100. The method of claim 99 wherein the vascular disease is stenosis, restenosis, or atherosclerosis.

101. The method of claim 99 or 100 wherein the agent or composition is delivered perivascularly.

102. The method of any one of claims 99-101 wherein the anti-scarring agent is an antimicrobial compound.

103. The method of any one of claims 99-101 wherein the antimicrobial compound is brefeldin A.

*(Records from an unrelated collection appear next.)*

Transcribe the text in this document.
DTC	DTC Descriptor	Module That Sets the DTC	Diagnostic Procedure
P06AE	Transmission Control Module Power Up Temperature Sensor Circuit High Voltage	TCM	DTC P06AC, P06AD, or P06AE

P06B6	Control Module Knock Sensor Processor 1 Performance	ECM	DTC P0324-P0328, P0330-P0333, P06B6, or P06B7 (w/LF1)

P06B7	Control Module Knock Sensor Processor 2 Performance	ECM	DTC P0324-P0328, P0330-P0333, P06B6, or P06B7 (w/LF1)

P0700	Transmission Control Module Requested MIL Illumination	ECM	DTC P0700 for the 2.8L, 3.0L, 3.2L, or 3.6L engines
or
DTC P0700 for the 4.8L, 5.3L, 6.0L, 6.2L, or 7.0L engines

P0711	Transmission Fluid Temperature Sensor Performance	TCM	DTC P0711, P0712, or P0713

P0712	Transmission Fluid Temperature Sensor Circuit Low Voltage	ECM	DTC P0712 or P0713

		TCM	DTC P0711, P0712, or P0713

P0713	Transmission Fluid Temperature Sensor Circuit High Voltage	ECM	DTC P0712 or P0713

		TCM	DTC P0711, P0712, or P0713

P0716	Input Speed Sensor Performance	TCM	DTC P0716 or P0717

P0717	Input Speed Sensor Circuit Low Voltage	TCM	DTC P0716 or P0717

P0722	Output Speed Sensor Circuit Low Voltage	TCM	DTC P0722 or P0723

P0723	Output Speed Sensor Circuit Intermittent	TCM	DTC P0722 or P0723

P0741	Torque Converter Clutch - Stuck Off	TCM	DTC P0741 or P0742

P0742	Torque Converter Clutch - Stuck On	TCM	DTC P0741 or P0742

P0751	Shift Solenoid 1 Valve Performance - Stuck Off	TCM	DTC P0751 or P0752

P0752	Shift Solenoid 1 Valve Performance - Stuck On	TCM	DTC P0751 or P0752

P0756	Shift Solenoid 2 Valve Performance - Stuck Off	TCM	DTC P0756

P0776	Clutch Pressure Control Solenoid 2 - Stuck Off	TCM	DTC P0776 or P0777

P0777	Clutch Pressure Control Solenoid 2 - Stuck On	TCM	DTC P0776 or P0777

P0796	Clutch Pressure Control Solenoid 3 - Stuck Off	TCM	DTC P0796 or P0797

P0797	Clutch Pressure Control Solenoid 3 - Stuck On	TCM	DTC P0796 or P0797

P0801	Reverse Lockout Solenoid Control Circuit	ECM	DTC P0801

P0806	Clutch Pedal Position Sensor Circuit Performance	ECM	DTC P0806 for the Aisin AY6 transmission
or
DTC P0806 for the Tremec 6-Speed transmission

104. The method of any one of claims 99-101 wherein the anti-scarring agent is selected from a histamine receptor antagonist, an alpha adrenergic receptor antagonist, an anti-psychotic compound, a CaM kinase Il inhibitor, a G protein agonist, an antibiotic selected from the group consisting of apigenin, ampicillin sodium salt, puromycin, an anti-microbial agent, a DNA topoisomerase inhibitor, a thromboxane A2 receptor inhibitor, a D2 dopamine receptor antagonist, a Peptidyl-Prolyl Cis/Trans lsomerase Inhibitor, a dopamine antagonist, an anesthetic compound, a clotting factor, a lysyl hydrolase inhibitor, a muscarinic receptor inhibitor, a superoxide anion generator, a steroid, an anti-proliferative agent, a diuretic, an anticoagulant, a cyclic GMP agonist, an adenylate cyclase agonist, an antioxidant, a nitric oxide synthase inhibitor, an anti-neoplastic agent, a DNA synthesis inhibitor, a DNA alkylating agent, a DNA methylation inhibitor, a NSAID agent, a peptidylglycine alpha-hydroxylating monooxygenase inhibitor, an MEK1/MEK 2 inhibitor, a NO synthase inhibitor, a retinoic acid receptor antagonist, an ACE inhibitor, a glycosylation inhibitor, an intracellular calcium influx inhibitor, an anti-emetic agent, an acetylcholinesterase inhibitor, an ALK-5 receptor antagonist, a RAR/RXT antagonist, an elF-2a inhibitor, an S-adenosyl-L-homocysteine hydrolase inhibitor, an estrogen agonist, a serotonin receptor inhibitor, an antithrombotic agent, a tryptase inhibitor, a pesticide, a bone mineralization promoter, a bisphosphonate compound selected from risedronate and an analogue or derivative thereof, an anti-inflammatory compound, a DNA methylation promoter, an anti-spasmodic agent, a protein synthesis inhibitor, an D-glucosidase inhibitor, a calcium channel blocker, a pyruvate dehydrogenase activator, a prostaglandin inhibitor, a sodium channel inhibitor, a serine protease inhibitor, an intracellular calcium flux inhibitor, a JAK2 inhibitor, an androgen inhibitor, an aromatase inhibitor, an anti-viral agent, a 5-HT inhibitor, an FXR antagonist, an actin polymerization and stabilization promoter, an AXOR12 agonist, an angiotensin Il receptor agonist, a platelet aggregation inhibitor, a CB1/CB2 receptor agonist, a norepinephrine reuptake inhibitor, a selective serotonin reuptake inhibitor, a reducing agent, and a immuno-modulator selected from Bay 11-7085, (-)- arctigenin, idazoxan hydrochloride.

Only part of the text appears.